Такое ощущение, что не одна «Месть», а еще некоторые рассказы 1910–1911 годов, в особенности написанные во время второго парижского пребывания Толстых весной и летом 1911 года, связаны с первыми парижскими впечатлениями, окрашенными гумилевскими мотивами, например «Синее покрывало», где героя убивают у городского вала, приняв его за бродягу: вспомним, что в том же некрологическом очерке Грант-Гумилев рассказывает о своем опыте самоубийства у городского вала. В другом рассказе, «Лихорадка» (1910), непрезентабельный, как в «Мести», герой — бледный, бесформенный, близорукий Пьеро с психикой подпольного человека — также противопоставлен образцовому воплощению мужественности (см. ниже), и он тоже попадает к бродягам у городского вала.

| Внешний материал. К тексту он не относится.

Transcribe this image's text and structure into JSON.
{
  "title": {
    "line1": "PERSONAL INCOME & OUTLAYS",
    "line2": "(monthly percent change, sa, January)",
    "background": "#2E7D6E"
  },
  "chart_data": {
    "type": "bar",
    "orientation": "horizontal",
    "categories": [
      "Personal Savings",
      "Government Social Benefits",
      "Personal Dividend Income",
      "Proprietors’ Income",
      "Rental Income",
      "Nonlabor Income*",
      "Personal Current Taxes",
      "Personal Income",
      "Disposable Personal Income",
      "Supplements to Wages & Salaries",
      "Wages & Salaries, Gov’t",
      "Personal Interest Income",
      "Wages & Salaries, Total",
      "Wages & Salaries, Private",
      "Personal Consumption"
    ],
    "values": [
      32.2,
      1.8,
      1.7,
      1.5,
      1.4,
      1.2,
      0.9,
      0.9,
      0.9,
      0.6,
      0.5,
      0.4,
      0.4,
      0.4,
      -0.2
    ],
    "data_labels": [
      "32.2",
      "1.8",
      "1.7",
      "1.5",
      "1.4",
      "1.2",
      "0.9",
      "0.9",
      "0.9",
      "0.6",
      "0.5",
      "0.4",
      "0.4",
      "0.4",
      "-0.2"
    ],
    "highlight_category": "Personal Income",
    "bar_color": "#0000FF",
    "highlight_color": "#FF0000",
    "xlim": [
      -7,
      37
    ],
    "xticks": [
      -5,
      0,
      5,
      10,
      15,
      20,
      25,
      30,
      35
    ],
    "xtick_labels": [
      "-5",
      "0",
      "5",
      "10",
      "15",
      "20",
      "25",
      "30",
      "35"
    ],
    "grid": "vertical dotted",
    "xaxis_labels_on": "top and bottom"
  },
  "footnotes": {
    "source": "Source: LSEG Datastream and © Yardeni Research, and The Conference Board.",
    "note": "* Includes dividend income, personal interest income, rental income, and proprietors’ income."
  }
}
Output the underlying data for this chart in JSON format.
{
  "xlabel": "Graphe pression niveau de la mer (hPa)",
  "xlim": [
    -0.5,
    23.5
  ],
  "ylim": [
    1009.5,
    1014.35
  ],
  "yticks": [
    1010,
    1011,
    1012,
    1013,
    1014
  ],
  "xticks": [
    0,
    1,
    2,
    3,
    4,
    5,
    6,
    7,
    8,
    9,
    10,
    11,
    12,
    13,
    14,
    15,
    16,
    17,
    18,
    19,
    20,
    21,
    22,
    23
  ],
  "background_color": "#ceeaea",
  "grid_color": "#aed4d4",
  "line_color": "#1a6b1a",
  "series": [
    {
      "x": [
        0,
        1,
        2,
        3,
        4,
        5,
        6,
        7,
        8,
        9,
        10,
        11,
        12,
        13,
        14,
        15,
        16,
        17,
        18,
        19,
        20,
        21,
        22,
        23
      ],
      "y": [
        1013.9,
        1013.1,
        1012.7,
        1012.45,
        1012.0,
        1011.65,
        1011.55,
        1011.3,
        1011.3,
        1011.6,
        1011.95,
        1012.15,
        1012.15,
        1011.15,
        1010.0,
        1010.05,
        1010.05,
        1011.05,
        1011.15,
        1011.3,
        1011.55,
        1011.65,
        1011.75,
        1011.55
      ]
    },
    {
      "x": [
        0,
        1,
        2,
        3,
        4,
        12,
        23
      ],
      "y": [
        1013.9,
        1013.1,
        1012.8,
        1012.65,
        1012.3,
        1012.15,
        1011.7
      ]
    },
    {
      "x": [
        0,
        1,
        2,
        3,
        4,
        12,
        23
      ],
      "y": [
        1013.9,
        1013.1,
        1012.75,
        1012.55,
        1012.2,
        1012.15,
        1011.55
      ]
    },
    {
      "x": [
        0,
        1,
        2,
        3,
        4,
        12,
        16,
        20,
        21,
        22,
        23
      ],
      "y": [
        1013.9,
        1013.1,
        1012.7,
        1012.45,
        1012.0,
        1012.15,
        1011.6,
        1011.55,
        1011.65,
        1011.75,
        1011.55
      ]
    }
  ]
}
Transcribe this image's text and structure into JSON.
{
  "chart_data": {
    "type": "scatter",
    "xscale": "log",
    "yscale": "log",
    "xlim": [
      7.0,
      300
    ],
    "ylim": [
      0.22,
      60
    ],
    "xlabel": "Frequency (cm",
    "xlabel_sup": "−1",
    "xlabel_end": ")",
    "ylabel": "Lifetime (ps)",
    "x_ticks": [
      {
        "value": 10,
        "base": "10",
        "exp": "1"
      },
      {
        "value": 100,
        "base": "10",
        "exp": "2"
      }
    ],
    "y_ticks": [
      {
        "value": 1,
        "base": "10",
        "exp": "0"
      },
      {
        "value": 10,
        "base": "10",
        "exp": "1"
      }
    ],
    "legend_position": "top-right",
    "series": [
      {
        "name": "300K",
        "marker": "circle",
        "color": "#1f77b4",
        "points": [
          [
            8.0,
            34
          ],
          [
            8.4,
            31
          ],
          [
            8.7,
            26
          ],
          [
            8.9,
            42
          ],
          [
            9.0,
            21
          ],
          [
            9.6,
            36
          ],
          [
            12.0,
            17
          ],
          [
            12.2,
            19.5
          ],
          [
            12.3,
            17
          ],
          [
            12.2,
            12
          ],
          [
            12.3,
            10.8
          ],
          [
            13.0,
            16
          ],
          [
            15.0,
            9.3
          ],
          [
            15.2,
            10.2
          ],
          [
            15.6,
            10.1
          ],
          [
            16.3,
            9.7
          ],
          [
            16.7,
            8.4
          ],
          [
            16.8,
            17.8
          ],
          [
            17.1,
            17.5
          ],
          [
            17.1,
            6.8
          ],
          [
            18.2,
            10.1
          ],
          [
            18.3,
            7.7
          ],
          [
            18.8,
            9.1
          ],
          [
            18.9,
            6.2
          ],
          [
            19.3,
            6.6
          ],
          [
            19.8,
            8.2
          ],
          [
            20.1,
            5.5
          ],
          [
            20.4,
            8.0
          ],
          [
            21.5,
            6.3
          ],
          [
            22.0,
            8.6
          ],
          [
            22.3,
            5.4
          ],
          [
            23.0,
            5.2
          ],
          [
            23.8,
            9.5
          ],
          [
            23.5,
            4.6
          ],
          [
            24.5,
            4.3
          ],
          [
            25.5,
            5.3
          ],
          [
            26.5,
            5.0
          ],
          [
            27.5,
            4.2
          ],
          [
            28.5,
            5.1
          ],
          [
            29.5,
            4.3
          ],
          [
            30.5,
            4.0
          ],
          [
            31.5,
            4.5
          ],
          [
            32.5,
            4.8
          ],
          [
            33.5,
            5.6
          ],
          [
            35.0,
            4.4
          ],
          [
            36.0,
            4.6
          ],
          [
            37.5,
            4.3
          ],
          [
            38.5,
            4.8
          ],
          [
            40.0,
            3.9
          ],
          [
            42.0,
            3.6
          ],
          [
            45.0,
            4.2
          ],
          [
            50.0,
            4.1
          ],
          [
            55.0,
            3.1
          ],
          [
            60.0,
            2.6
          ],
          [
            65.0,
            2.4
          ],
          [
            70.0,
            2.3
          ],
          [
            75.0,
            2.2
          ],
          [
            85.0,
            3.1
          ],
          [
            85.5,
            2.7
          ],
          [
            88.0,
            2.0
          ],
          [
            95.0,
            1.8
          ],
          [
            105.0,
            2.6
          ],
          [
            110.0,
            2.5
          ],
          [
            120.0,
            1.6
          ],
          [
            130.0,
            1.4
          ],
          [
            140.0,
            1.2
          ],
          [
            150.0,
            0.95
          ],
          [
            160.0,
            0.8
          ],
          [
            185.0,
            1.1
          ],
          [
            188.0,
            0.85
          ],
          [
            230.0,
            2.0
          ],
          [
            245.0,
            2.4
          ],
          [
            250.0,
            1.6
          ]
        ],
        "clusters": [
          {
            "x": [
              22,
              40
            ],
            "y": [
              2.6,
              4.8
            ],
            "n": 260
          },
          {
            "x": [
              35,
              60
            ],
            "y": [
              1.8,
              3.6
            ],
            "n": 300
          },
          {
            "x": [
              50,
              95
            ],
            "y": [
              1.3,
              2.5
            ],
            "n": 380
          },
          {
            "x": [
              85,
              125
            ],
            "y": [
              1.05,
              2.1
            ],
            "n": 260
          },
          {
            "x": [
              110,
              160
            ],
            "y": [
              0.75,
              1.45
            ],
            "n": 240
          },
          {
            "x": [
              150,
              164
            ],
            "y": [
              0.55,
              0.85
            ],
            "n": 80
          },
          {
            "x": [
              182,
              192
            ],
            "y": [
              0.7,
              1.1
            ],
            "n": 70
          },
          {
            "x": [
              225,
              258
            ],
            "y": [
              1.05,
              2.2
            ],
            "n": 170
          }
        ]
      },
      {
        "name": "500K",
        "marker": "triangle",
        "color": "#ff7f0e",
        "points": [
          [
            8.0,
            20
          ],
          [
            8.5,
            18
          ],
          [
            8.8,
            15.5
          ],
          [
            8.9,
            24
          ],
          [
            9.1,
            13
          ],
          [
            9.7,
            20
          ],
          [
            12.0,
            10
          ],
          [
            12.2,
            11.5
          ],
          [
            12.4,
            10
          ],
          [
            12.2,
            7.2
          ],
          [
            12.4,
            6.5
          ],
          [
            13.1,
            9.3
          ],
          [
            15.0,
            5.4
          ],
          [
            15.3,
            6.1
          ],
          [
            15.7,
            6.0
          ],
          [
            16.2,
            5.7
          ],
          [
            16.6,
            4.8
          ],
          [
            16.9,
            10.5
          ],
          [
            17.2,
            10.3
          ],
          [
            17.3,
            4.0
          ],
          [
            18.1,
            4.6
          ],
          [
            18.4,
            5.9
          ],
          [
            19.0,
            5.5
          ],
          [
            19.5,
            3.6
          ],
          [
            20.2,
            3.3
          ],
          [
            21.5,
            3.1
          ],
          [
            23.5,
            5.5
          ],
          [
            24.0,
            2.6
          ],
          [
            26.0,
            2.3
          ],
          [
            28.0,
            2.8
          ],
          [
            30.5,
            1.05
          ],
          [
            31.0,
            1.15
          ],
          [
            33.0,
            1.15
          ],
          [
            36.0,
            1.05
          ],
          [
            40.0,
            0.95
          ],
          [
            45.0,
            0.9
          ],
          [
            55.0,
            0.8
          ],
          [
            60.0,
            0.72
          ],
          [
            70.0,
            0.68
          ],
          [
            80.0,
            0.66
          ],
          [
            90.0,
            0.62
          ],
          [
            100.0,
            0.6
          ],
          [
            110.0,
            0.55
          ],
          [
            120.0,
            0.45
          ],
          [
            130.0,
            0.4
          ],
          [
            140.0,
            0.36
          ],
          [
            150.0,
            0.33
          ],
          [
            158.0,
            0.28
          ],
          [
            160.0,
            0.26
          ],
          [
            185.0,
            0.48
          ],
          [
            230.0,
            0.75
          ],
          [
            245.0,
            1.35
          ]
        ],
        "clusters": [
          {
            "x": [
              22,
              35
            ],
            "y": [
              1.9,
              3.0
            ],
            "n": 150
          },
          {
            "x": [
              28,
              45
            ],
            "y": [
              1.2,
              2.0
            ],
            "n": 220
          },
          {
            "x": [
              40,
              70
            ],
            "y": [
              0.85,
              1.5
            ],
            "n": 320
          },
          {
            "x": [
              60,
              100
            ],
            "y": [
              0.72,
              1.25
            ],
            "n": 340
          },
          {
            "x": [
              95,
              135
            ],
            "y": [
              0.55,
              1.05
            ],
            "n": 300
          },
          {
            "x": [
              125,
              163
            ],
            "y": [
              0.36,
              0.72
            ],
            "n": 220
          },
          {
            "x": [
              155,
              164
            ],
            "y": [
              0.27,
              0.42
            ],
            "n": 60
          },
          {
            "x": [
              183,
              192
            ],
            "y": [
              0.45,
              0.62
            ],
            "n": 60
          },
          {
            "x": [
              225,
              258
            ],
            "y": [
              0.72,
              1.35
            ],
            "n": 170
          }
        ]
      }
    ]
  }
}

Несмотря на исключительно лояльный тон некрологического очерка Толстого о Гумилеве, текст полон деталей, подсознательно навязывающих читателю определенное суждение. Во-первых, Толстой с мягким юмором сокращает масштабы личности Гумилева применительно именно к тем временам, когда он сам относился к нему как к поэтическому наставнику: «Он был мечтателен и отважен — капитан призрачного корабля с облачными парусами. В нем сочетались мальчишество и воспитанность молодого человека, кончившего с медалью царкосельскую гимназию <…>» (Толстой 1922: 8); «В то время в Гумилева по-настоящему верил только его младший брат — гимназист пятого класса, да, может быть, говорящий попугай, в большой клетке, в столовой. К тому же времени относится и ручная белая мышь, которую Гумилев носил в кармане» (Там же: 9). — Во-вторых, Толстой педалировал образ ригидного Гумилева в терминах комедии dell’arte; в том же некрологическом очерке о Гумилеве говорится: «Он, как всегда, сидел прямо, — длинный, деревянный, с большим носом, с надвинутым на глаза котелком». И Толстой не одинок в этом наблюдении; ср. в воспоминаниях Неведомской: «У него было очень необычное лицо: не то Би-Ба-Бо, не то Пьеро, не то монгол, а глаза и волосы светлые, умные, пристальные глаза слегка косят» (Неведомская: 247–248). Ауслендер вспоминает: «Кроме того, он был очень безобразен. Передо мной было лицо, похожее на лицо деревянной куклы, с неправильным, как бы стеклянным глазом, некрасивый нос, всегда воспаленный, странный голос, как я думал сначала — умышленно картавящий, и надменность во всем. Первое впечатление было неприятное» (Ауслендер 1995: 268).